CDによる過去データの提供は廃止され、前年の情報を引き継いだファイルが提供される仕組みも終了しています。そのため、初回は手入力での作成が必要になるケースがほとんどです。
電子申請の準備:必要な環境と登録
電子申請には以下の準備が必要です。
- gBizIDプライムの取得(無料)
- e-Govアカウントの登録
- PC環境(Windows推奨)とインストール型の申請ソフト(e-Gov電子申請アプリ)

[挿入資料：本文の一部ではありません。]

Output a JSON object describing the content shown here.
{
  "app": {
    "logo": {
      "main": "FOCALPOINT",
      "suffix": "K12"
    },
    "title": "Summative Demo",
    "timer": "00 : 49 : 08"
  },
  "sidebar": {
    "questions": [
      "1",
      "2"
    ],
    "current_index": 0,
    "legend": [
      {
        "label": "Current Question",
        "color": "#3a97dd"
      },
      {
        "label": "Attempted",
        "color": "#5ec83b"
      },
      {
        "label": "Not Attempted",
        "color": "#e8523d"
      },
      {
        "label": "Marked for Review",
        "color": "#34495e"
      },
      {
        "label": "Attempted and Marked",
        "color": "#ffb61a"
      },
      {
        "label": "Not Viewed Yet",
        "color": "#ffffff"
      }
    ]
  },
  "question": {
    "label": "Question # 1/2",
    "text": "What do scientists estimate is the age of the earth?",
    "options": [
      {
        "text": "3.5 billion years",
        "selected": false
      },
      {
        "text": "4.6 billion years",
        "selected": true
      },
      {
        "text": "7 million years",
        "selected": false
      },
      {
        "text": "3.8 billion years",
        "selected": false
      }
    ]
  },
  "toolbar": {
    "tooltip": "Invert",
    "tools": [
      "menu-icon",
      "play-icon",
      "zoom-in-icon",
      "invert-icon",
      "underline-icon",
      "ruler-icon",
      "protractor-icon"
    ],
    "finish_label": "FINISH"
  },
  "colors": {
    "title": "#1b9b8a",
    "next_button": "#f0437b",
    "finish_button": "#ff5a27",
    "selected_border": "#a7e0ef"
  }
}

gBizIDは申請から発行まで数日かかる場合があるため、早めの準備が重要です。
提出の流れ:e-Govを使った実際の操作手順
提出の大まかな流れは以下の通りです。
- e-Gov電子申請アプリを起動
- 帳票様式から「算定基礎届」を選択
- 各被保険者の氏名・生年月日・報酬額などを入力
- 電子署名を行い、gBizIDを通じて申請
- 受付通知・結果通知を確認
昨年分のデータは自動では引き継がれないため、社員情報を最初から入力する必要があります。登録が一度完了すれば、次年度以降はCSV取込や過去データコピー機能の活用が可能になります。
年金事務所からのお知らせやサポート体制
毎年6月頃になると、日本年金機構から「算定基礎届の提出案内」が事業所宛に郵送されます。そこには提出期限や留意点、電子申請に関する情報が記載されています。

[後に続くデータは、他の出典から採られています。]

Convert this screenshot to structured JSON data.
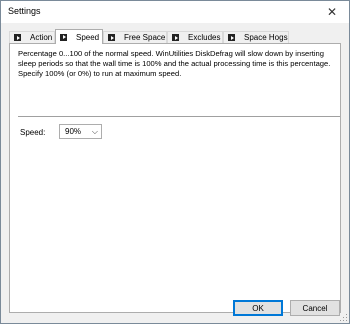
{
  "window": {
    "title": "Settings",
    "close_glyph": "✕"
  },
  "tabs": [
    {
      "label": "Action",
      "icon": "play-square-icon",
      "active": false
    },
    {
      "label": "Speed",
      "icon": "play-square-icon",
      "active": true
    },
    {
      "label": "Free Space",
      "icon": "play-square-icon",
      "active": false
    },
    {
      "label": "Excludes",
      "icon": "play-square-icon",
      "active": false
    },
    {
      "label": "Space Hogs",
      "icon": "play-square-icon",
      "active": false
    }
  ],
  "speed_panel": {
    "description": "Percentage 0...100 of the normal speed. WinUtilities DiskDefrag will slow down by inserting sleep periods so that the wall time is 100% and the actual processing time is this percentage. Specify 100% (or 0%) to run at maximum speed.",
    "speed_label": "Speed:",
    "speed_value": "90%",
    "chevron_glyph": "⌵"
  },
  "buttons": {
    "ok": "OK",
    "cancel": "Cancel"
  },
  "colors": {
    "accent": "#0078d7",
    "panel_background": "#ffffff",
    "dialog_background": "#f0f0f0"
  }
}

また、地域の年金事務所では説明会や電話相談も実施されており、初心者にも対応したサポート体制が整えられています。e-Govサイトにも操作マニュアルが用意されていますので、初めての方でも安心です。
実例:初めて算定基礎届を電子申請した小規模事業所のケース
たとえば、従業員5名の企業Aでは、2024年から初めて電子申請に切り替えました。gBizIDの発行に5営業日、e-Govの操作に慣れるまでに1日ほどかかりましたが、マニュアルに沿って作業することで無事に期限内に提出完了できました。

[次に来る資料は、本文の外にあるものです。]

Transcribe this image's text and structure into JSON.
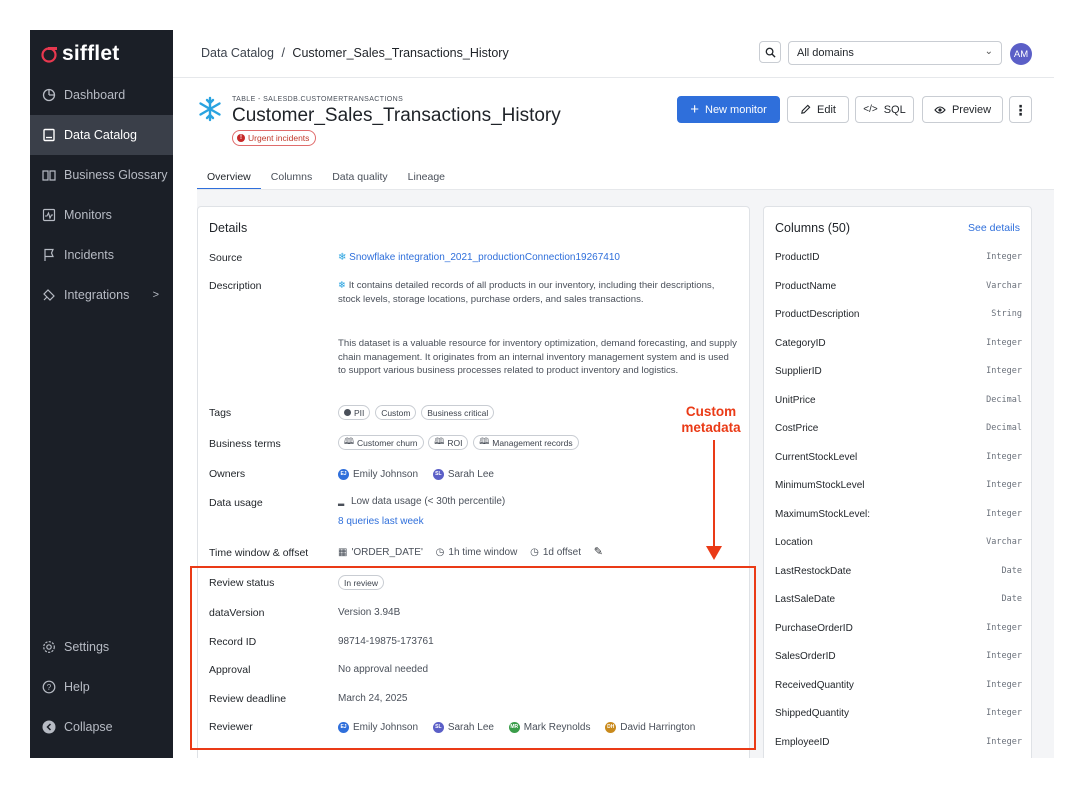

データの手入力が必要な点は手間がかかりましたが、次年度以降はデータを活用してスムーズに行えると期待されています。
まとめ:算定基礎届の電子申請は事前準備がカギ
被保険者報酬月額算定基礎届の電子申請は、初回は操作や入力に戸惑うこともありますが、正しい準備と手順を踏めば誰でも対応可能です。
提出案内の確認とgBizID・e-Govの早期登録を行い、焦らず進めていくことが成功のポイントです。年金事務所や公式マニュアルを活用しながら、安心して電子申請に臨みましょう。